Data will be presented at an upcoming medical meeting in 2025. Fabhalta was recently granted accelerated approval by the US Food and Drug Administration (FDA) for the reduction of proteinuria in adults with primary immunoglobulin A nephropathy (IgAN) at risk of rapid disease progression, and development is ongoing in multiple complement-mediated diseases^6,11.

About APPULSE-PNH

APPULSE-PNH (NCT05630001) is a Phase IIIB multicenter, single-arm, open-label study to evaluate the efficacy and safety of twice-daily oral Fabhalta^® (iptacopan) monotherapy (200mg) in adults with PNH who were switched from anti-C5 therapies (eculizumab or ravulizumab)². The trial enrolled 52 participants who received Fabhalta for 24 weeks².

Participants enrolled were required to be on a stable regimen with anti-C5 therapies (eculizumab or ravulizumab) for at least 6 months prior to screening with average hemoglobin (Hb) ≥10g/dL and no red blood cell transfusions in this period^2,12. The primary endpoint is change from baseline Hb levels after 24 weeks of treatment with Fabhalta^2,12.

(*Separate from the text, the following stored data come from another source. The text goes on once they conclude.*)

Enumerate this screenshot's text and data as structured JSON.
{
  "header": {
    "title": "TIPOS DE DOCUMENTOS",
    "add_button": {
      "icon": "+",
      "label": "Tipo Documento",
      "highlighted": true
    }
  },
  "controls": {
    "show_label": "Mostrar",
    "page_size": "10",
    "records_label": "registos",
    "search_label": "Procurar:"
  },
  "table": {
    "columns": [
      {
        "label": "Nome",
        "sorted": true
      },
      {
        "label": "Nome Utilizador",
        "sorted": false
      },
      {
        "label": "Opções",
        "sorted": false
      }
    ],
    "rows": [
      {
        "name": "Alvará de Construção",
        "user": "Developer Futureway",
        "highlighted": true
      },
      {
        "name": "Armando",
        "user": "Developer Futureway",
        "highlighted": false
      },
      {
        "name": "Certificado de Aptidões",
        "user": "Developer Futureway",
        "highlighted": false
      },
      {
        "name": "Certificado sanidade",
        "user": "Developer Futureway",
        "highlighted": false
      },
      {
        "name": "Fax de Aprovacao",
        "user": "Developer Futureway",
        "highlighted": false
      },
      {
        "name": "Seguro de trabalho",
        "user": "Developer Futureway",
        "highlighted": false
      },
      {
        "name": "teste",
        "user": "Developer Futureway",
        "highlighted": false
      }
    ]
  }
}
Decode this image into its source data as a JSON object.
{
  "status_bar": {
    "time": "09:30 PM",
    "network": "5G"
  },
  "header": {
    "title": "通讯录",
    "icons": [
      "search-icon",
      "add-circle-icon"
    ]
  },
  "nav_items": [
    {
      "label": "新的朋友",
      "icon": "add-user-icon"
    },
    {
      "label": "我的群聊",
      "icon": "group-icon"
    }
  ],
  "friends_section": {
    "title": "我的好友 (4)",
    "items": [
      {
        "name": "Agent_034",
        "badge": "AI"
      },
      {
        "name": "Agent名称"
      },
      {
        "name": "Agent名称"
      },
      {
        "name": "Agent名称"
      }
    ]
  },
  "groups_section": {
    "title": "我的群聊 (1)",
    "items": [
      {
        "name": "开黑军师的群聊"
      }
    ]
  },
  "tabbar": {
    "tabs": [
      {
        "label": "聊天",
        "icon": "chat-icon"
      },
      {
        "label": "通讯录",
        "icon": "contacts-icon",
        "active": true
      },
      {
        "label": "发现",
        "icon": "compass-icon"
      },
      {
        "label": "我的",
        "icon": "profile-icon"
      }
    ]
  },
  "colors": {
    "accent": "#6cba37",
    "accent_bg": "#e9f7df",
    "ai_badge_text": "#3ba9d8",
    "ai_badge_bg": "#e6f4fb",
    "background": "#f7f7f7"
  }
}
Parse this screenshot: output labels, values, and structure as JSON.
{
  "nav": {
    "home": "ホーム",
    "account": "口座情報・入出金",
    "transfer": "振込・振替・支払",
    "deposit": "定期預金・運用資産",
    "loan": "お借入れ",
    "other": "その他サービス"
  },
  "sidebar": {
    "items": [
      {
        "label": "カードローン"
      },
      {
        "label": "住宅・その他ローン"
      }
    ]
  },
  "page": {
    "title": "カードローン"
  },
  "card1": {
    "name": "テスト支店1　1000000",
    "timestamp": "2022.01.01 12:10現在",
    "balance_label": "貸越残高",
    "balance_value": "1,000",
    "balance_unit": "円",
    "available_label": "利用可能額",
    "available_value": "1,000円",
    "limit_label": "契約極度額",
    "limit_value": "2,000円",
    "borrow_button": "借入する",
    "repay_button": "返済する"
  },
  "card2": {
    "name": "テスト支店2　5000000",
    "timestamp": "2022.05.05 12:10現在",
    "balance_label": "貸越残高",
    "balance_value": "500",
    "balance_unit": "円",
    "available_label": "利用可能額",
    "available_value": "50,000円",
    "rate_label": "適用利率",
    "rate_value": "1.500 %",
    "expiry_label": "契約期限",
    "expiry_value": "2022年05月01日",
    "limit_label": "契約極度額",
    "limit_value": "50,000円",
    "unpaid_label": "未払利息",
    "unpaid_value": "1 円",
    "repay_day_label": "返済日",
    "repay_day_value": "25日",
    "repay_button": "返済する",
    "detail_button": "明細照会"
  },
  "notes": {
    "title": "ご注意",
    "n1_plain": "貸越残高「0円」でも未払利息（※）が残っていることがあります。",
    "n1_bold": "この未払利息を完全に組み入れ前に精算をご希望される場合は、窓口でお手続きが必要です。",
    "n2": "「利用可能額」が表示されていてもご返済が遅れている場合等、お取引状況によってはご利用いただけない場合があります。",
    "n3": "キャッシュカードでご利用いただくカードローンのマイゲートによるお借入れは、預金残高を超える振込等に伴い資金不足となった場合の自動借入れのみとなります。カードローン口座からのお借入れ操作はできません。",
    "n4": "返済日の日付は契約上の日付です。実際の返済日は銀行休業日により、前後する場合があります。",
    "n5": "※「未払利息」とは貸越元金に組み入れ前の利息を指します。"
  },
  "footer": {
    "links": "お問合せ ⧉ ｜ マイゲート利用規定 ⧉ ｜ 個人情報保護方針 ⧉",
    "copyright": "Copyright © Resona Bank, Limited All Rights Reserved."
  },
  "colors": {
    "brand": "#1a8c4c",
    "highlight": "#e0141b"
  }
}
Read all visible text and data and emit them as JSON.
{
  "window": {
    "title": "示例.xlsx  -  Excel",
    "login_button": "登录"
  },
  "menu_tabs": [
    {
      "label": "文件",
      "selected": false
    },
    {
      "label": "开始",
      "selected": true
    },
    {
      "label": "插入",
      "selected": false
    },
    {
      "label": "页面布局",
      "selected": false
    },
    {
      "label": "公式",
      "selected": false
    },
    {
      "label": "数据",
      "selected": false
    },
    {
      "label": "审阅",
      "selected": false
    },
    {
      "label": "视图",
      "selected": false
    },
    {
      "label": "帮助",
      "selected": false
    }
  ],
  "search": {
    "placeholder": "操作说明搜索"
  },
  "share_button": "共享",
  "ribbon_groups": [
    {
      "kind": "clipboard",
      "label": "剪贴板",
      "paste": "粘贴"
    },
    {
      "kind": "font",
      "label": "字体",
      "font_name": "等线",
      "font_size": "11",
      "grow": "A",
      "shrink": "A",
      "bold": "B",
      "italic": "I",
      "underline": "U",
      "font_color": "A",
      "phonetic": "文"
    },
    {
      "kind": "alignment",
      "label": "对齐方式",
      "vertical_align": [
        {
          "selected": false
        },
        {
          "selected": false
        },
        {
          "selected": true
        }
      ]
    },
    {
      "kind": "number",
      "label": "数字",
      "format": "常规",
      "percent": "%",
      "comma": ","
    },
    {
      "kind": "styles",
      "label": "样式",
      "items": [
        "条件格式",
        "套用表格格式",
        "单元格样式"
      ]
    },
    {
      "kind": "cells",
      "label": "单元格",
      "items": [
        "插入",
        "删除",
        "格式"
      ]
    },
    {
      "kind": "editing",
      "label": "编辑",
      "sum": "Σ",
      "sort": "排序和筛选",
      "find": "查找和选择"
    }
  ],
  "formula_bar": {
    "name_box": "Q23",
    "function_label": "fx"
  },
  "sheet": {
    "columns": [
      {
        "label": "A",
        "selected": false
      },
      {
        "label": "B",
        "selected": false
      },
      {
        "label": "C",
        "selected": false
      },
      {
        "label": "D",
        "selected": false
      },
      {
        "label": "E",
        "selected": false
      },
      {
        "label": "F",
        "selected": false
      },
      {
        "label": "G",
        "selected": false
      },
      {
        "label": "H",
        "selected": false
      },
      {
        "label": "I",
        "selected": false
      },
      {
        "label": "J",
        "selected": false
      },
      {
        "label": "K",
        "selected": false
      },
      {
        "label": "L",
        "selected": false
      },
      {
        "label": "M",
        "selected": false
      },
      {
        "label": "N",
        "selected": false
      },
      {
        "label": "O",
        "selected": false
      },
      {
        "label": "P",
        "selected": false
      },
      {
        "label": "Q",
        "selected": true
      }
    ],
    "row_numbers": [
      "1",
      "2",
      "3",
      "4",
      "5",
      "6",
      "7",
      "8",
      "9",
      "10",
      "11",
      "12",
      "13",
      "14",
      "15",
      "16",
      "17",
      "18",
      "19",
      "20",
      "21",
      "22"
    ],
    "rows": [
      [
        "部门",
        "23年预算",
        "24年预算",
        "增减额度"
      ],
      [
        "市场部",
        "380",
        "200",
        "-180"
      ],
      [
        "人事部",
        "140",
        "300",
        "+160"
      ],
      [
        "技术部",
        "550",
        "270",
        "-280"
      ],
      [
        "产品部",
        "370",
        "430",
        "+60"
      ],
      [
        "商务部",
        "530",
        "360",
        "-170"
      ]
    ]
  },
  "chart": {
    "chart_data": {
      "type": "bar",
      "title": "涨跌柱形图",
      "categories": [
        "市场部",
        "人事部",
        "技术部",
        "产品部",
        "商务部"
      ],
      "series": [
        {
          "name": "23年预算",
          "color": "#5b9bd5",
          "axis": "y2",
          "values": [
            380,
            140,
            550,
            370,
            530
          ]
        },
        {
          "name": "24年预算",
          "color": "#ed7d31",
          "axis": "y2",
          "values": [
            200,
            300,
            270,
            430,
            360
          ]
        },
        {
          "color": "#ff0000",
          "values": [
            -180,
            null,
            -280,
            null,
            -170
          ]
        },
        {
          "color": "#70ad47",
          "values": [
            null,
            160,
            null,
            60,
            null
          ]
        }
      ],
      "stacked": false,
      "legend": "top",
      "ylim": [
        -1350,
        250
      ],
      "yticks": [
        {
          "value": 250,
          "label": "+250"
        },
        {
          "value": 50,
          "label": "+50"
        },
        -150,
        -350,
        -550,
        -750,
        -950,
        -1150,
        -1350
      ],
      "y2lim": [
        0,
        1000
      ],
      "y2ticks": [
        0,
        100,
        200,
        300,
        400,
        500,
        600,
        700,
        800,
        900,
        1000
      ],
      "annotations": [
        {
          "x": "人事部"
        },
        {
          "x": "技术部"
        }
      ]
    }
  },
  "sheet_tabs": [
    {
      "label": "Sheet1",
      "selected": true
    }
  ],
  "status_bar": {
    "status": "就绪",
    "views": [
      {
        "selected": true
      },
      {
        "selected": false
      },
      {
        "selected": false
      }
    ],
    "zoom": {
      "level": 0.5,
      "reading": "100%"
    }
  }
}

About paroxysmal nocturnal hemoglobinuria (PNH)

PNH is a rare, chronic and serious complement-mediated blood disorder¹³. People with PNH have an acquired mutation in some of their hematopoietic stem cells (which are located in the bone marrow and can grow and develop into red blood cells [RBCs], white blood cells and platelets) that causes them to produce RBCs that are susceptible to premature destruction by the complement system^4,13. This leads to intravascular hemolysis (destruction of RBCs within blood vessels) and extravascular hemolysis (destruction of RBCs mostly in the spleen and liver), which cause anemia (low levels of circulating RBCs), thrombosis (formation of blood clots), fatigue and other debilitating symptoms^4,13.

It is estimated that approximately 10-20 people per million worldwide live with PNH¹³. Although PNH can develop at any age, it is often diagnosed in people between 30-40 years old^14,15.

PNH has a significant unmet need not addressed by anti-C5 therapies (eculizumab or ravulizumab). Anti-C5 therapies (eculizumab or ravulizumab) are commonly administered every 2-8 weeks as intravenous infusions, and treatment visits (including journey, waiting, infusion and recovery time) can take approximately 4 to 5 hours⁵. Despite treatment with anti-C5 therapies, a large proportion of people with PNH remain anemic, and some dependent on blood transfusions^3,4,16-20.